Las estadísticas informan de que Pep Guardiola ha tardado menos que nadie en alcanzar la meta de los 500 puntos en la Premier League, competición que cumple 30 años esta temporada y se ha convertido en el metro patrón del fútbol mundial. Lo ha conseguido al frente del Manchester City, en 213 partidos, después de su empate con el Southampton, con un promedio de 2,34 puntos por encuentro. La dificultad del récord se acentúa por el grado de exigencia en una Liga que reúne a la mayoría de los clubes más ricos del planeta. En la tierra prometida de los técnicos más prestigiosos y de las estrellas más rutilantes, Guardiola ha obtenido tres títulos de campeón en cinco temporadas.
Las cifras certifican su éxito en la Liga inglesa, precedido por los que obtuvo en España con el Barça —tres veces campeón en cuatro temporadas— y en Alemania, donde el Bayern se coronó en los tres años que Guardiola dirigió al equipo. Nueve títulos en 12 años de trayectoria explican el peso de un recorrido que en términos absolutos comenzó en la temporada 2007-08, cuando se hizo cargo del Barça B, que había descendido a la Tercera División. También le salieron las cuentas con aquel joven equipo en el áspero escenario de la competición regional. El filial del Barça ganó el campeonato y la fase de ascenso a Segunda B, con 28 victorias, nueve empates y cinco derrotas.
A nadie se le escapa que Guardiola pilota los grandes portaviones del mundo porque las estadísticas son apabullantes. Funciona como un cheque al portador. Sin embargo, su carrera está presidida por otro aspecto, menos relacionado con los números que con la influencia. Aunque en el fútbol convergen toda clase de estilos y sistemas, el juego operó un cambio radical con el Barça de Guardiola. Su matemático éxito ayudó a sostener un ideario que no se atribuía a la figura del ganador.
Todavía hoy, después de completar una hoja de servicios trufada de títulos y récords, Guardiola no se ha despegado de la condición de lírico romántico que le adjudicaron sus críticos, partidarios del fútbol ferroso y atrincherado.
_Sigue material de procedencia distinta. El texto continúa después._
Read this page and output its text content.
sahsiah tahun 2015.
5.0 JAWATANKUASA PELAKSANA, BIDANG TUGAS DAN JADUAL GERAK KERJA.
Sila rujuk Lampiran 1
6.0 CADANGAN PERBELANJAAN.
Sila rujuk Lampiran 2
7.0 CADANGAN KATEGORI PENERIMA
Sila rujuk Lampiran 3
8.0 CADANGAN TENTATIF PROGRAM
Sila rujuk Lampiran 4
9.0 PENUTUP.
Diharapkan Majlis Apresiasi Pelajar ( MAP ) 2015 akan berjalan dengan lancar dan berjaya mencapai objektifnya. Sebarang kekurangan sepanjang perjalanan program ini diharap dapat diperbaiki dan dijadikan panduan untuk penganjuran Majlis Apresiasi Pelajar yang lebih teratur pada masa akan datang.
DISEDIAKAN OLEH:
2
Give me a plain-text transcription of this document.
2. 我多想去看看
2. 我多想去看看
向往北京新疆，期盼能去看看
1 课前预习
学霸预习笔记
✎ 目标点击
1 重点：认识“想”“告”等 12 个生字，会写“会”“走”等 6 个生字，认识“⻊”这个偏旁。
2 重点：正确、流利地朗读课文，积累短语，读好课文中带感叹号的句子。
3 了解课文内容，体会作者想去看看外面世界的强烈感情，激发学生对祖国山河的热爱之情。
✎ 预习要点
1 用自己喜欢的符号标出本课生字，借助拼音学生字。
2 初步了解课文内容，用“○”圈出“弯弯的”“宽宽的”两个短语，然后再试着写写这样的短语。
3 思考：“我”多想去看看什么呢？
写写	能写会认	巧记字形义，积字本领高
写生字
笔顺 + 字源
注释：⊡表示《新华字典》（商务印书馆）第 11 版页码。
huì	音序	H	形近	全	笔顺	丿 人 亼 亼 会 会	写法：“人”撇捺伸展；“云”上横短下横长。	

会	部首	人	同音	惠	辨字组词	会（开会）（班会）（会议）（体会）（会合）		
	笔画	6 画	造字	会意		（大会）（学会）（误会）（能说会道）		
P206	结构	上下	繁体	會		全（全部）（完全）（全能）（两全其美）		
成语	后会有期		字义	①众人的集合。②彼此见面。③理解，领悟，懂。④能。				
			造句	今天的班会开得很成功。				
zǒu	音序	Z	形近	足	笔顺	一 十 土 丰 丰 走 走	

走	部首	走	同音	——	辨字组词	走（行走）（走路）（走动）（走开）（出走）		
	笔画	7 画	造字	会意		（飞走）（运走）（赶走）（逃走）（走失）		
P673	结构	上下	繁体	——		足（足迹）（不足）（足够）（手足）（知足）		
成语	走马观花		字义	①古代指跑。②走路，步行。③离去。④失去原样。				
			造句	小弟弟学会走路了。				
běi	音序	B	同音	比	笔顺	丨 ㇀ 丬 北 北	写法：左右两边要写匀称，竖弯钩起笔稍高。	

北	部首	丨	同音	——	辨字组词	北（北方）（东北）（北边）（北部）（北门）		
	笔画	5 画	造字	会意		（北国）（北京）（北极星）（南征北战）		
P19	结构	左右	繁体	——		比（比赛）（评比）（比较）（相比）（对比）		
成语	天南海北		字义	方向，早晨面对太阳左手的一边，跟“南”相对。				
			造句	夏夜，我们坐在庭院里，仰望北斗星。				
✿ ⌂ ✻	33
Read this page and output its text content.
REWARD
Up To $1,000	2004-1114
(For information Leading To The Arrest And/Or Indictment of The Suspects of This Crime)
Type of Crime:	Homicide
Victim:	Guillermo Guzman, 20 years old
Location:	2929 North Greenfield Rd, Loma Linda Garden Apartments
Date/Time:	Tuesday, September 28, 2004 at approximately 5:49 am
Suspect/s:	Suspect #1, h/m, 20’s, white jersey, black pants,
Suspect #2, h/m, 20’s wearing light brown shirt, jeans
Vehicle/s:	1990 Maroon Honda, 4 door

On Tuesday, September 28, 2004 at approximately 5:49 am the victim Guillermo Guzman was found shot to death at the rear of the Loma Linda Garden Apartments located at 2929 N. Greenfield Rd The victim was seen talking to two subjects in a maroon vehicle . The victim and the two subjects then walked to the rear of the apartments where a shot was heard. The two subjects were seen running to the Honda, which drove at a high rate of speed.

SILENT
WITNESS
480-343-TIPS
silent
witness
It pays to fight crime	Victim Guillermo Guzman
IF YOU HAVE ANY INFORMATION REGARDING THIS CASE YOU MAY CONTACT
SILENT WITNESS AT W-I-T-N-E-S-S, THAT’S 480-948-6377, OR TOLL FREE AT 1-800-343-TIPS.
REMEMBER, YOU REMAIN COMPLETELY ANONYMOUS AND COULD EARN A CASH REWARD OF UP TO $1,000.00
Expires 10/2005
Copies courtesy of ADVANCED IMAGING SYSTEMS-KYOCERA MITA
De la eficacia, vamos. Guardiola ha volteado radicalmente ese discurso. Ha jubilado a una generación de técnicos adscritos por el periodismo a la categoría de ganadores. Más difícil resultará que el periodismo elimine esta clase de tópicos y etiquetas.
A diferencia de entrenadores como Mourinho o Simeone, que han construido su brillante trayectoria sobre la única premisa del resultado, Pep Guardiola ingresó en el mundillo con otra perspectiva. Le absorbía el modelo de juego, que en su caso consistía en dar la última vuelta de tuerca al ideario de Johan Cruyff. Su deuda con el maestro le empujó a un inagotable afán de perfeccionismo. Cruyff abrió un libro que Guardiola se mata por completar. Cada temporada, en cada equipo que ha dirigido, ha buscado soluciones a los huecos que encontraba en el recetario cruyffista. Esta obsesión permanece. No ha perdido la fiebre por afinar un modelo que ya parecía suficientemente afinado cuando abandonó el Barça en 2013. Aquel equipo alcanzó una trascendencia fundamental en la manera de interpretar el juego. Su influencia llegó hasta el reglamento, que modificó la norma para el saque con el pie de los porteros. En Inglaterra, Alemania y España, el fútbol está impregnado de conceptos implantados por Guardiola.
No hay manera de discutir su tremenda influencia en el fútbol actual. Todos le estudian, pero Guardiola mantiene su distintiva identidad. No ha perdido su febril obsesión, que hasta se podría considerar neurótica. Cuando piensa en el fútbol, juega menos contra el rival que contra los aspectos no resueltos en su propio ideario. En definitiva, Guardiola juega contra Guardiola. Y por lo visto, también gana.